Changes of furanones/pyranones in seasoned soy sauce during heating. 2,3-dihydro-5-hydroxy-6-methyl-4(4H)-pyranone (A); 3-hydroxy-2-methyl-4(4H)-pyranone (B); 4-hydroxy-2,5-dimethyl-3(2H)-furanone (C); 5(or 2)-ethyl4-hydroxy-2(or 5)-methyl-3(2H)-furanone (D); 3-hydroxy-4,5-dimethyl-2(5H)-furanone (E); 2,3-dihydro-3,5-dihydroxy-6-methyl-4(4H)-pyranone (F)
Whereas 2-methoxy-4-vinylphenol (28) and 2,6-dimethoxy-4-vinylphenol (37) greatly increased during heating, 2-methoxyphenol (16) and 2,6-dimethoxyphenol (30) slightly increased and 4-ethyl-2-methoxyphenol (22) slightly decreased during heating (Fig. 3). This is in good agreement with the previous model study, which was strongly affected by the reactivity of the decarboxylation reaction of the respective phenolic acids (Kaneko et al., 2013).

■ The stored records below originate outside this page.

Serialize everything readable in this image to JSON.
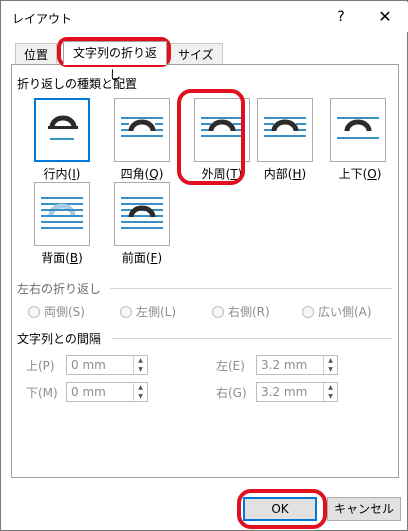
{
  "window": {
    "title": "レイアウト",
    "help_glyph": "?",
    "close_glyph": "✕"
  },
  "tabs": [
    {
      "label": "位置"
    },
    {
      "label": "文字列の折り返し",
      "selected": true
    },
    {
      "label": "サイズ"
    }
  ],
  "wrap_section": {
    "title": "折り返しの種類と配置",
    "options": [
      {
        "label": "行内(",
        "key": "I",
        "suffix": ")",
        "icon": "inline-icon",
        "selected": true
      },
      {
        "label": "四角(",
        "key": "Q",
        "suffix": ")",
        "icon": "square-icon"
      },
      {
        "label": "外周(",
        "key": "T",
        "suffix": ")",
        "icon": "tight-icon"
      },
      {
        "label": "内部(",
        "key": "H",
        "suffix": ")",
        "icon": "through-icon"
      },
      {
        "label": "上下(",
        "key": "O",
        "suffix": ")",
        "icon": "top-bottom-icon"
      },
      {
        "label": "背面(",
        "key": "B",
        "suffix": ")",
        "icon": "behind-text-icon"
      },
      {
        "label": "前面(",
        "key": "F",
        "suffix": ")",
        "icon": "in-front-icon"
      }
    ]
  },
  "side_section": {
    "title": "左右の折り返し",
    "options": [
      {
        "label": "両側(S)"
      },
      {
        "label": "左側(L)"
      },
      {
        "label": "右側(R)"
      },
      {
        "label": "広い側(A)"
      }
    ]
  },
  "distance_section": {
    "title": "文字列との間隔",
    "top": {
      "label": "上(P)",
      "value": "0 mm"
    },
    "bottom": {
      "label": "下(M)",
      "value": "0 mm"
    },
    "left": {
      "label": "左(E)",
      "value": "3.2 mm"
    },
    "right": {
      "label": "右(G)",
      "value": "3.2 mm"
    }
  },
  "footer": {
    "ok_label": "OK",
    "cancel_label": "キャンセル"
  },
  "colors": {
    "accent": "#0078d7",
    "highlight": "#e0101e",
    "icon_dark": "#2b2b2b",
    "icon_line": "#3a8fc4"
  }
}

Changes of phenols in seasoned soy sauce during heating. 2-methoxyphenol (A); 4-ethyl-2-methoxyphenol (B); 2-methoxy-4-vinylphenol (C); 2,6-dimethoxyphenol (D); 2,6-dimethoxy-4-vinylphenol (E)
Whereas Meng et al. (2015) reported that only 4 compounds were slightly increased in the model pan-fried seasoned soy sauce, most of the key aroma components having a FD factor ≥64 showed significant changes in the model boiled seasoned soy sauce in this investigation (Table 2). This might be because the long duration (11 min) of heating had a large influence, even though the heating temperature was low (boiling) compared with the report by Meng et al. (280 °C, 10 s).
In conclusion, a limited number of components in the aroma concentrates of seasoned soy sauces (e.g., Teriyaki sauce, Nitsuke, and Nimono) were related to the differences in potent odorants screened by AEDA during heating. Notably, Strecker aldehydes (methional, phenylacetaldehyde), pyranones (dihydromaltol, hydroxymaltol), and phenols (vinylphenols) greatly increased during heating and might be important mediators of the changes in seasoned soy sauce aromas identified by AEDA. Whereas many compounds were identified by the AEDA study, some of the aroma peaks remain unknown. Further investigation is expected to generate additional knowledge of the aroma profiles of seasoned soy sauces.